Ocean Waves Trap More CO2 Than Previously Thought
A new study has found ocean waves play a greater role in this trapping carbon dioxide than previously thought.
The research shows that when waves break on the surface, such as in high winds, a substantial number of bubbles are injected to depths of at least a meter. These bubbles tend to partially dissolve, releasing carbon dioxide into the water.
The discovery means an increase in the current global estimates of the oceanic sink of carbon dioxide and rates of ocean acidification.
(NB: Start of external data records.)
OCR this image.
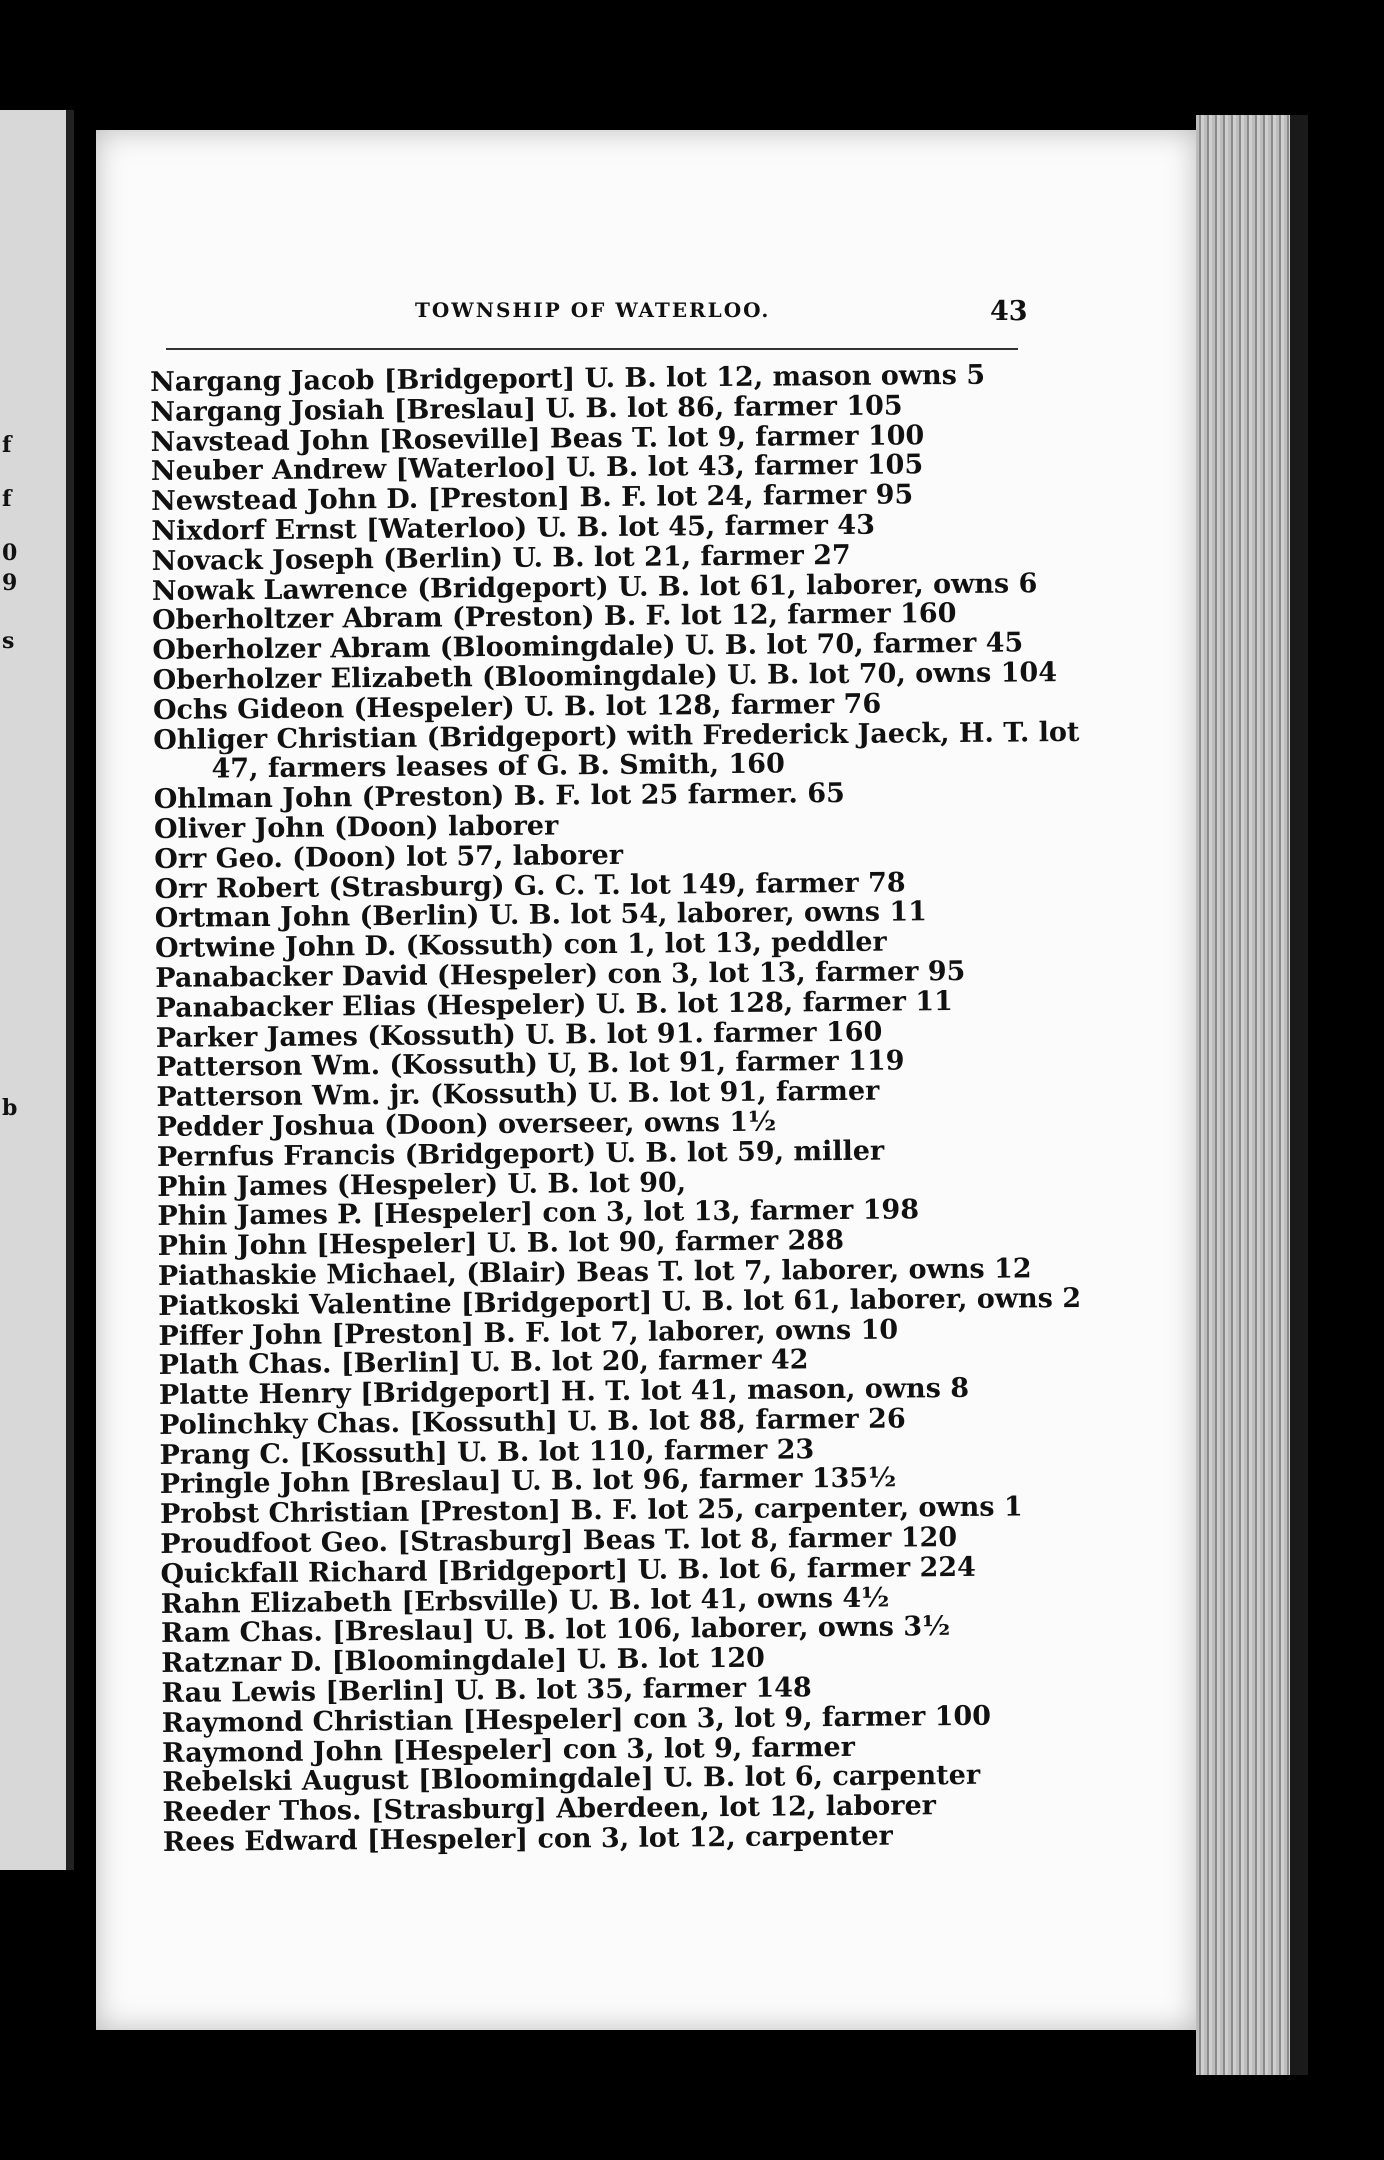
f
f
0
9
s
b
TOWNSHIP OF WATERLOO.	43
Nargang Jacob [Bridgeport] U. B. lot 12, mason owns 5
Nargang Josiah [Breslau] U. B. lot 86, farmer 105
Navstead John [Roseville] Beas T. lot 9, farmer 100
Neuber Andrew [Waterloo] U. B. lot 43, farmer 105
Newstead John D. [Preston] B. F. lot 24, farmer 95
Nixdorf Ernst [Waterloo) U. B. lot 45, farmer 43
Novack Joseph (Berlin) U. B. lot 21, farmer 27
Nowak Lawrence (Bridgeport) U. B. lot 61, laborer, owns 6
Oberholtzer Abram (Preston) B. F. lot 12, farmer 160
Oberholzer Abram (Bloomingdale) U. B. lot 70, farmer 45
Oberholzer Elizabeth (Bloomingdale) U. B. lot 70, owns 104
Ochs Gideon (Hespeler) U. B. lot 128, farmer 76
Ohliger Christian (Bridgeport) with Frederick Jaeck, H. T. lot
47, farmers leases of G. B. Smith, 160
Ohlman John (Preston) B. F. lot 25 farmer. 65
Oliver John (Doon) laborer
Orr Geo. (Doon) lot 57, laborer
Orr Robert (Strasburg) G. C. T. lot 149, farmer 78
Ortman John (Berlin) U. B. lot 54, laborer, owns 11
Ortwine John D. (Kossuth) con 1, lot 13, peddler
Panabacker David (Hespeler) con 3, lot 13, farmer 95
Panabacker Elias (Hespeler) U. B. lot 128, farmer 11
Parker James (Kossuth) U. B. lot 91. farmer 160
Patterson Wm. (Kossuth) U, B. lot 91, farmer 119
Patterson Wm. jr. (Kossuth) U. B. lot 91, farmer
Pedder Joshua (Doon) overseer, owns 1½
Pernfus Francis (Bridgeport) U. B. lot 59, miller
Phin James (Hespeler) U. B. lot 90,
Phin James P. [Hespeler] con 3, lot 13, farmer 198
Phin John [Hespeler] U. B. lot 90, farmer 288
Piathaskie Michael, (Blair) Beas T. lot 7, laborer, owns 12
Piatkoski Valentine [Bridgeport] U. B. lot 61, laborer, owns 2
Piffer John [Preston] B. F. lot 7, laborer, owns 10
Plath Chas. [Berlin] U. B. lot 20, farmer 42
Platte Henry [Bridgeport] H. T. lot 41, mason, owns 8
Polinchky Chas. [Kossuth] U. B. lot 88, farmer 26
Prang C. [Kossuth] U. B. lot 110, farmer 23
Pringle John [Breslau] U. B. lot 96, farmer 135½
Probst Christian [Preston] B. F. lot 25, carpenter, owns 1
Proudfoot Geo. [Strasburg] Beas T. lot 8, farmer 120
Quickfall Richard [Bridgeport] U. B. lot 6, farmer 224
Rahn Elizabeth [Erbsville) U. B. lot 41, owns 4½
Ram Chas. [Breslau] U. B. lot 106, laborer, owns 3½
Ratznar D. [Bloomingdale] U. B. lot 120
Rau Lewis [Berlin] U. B. lot 35, farmer 148
Raymond Christian [Hespeler] con 3, lot 9, farmer 100
Raymond John [Hespeler] con 3, lot 9, farmer
Rebelski August [Bloomingdale] U. B. lot 6, carpenter
Reeder Thos. [Strasburg] Aberdeen, lot 12, laborer
Rees Edward [Hespeler] con 3, lot 12, carpenter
Additionally, the amount of CO2 that dissolves into stormy seas through bubbles will increase as the proportion of CO2 in the atmosphere increases.
Professor Tim Leighton, Principal Investigator for the study from the University of Southampton, said: “If the amount of carbon dioxide dissolving into the seas from the atmosphere exactly balanced the amount leaving the seas and entering the atmosphere, we would have a steady state situation.
“However, our data suggests that in stormy seas the bubble-induced asymmetry in atmospheric carbon dioxide dissolving into the oceans, as compared to previously dissolved carbon dioxide being released back into the atmosphere, is many times greater than scientists currently estimate.”
Led by the University of Southampton, the study was published in collaboration with U.K.-based scientists including Dr. David Woolf of Heriot-Watt University.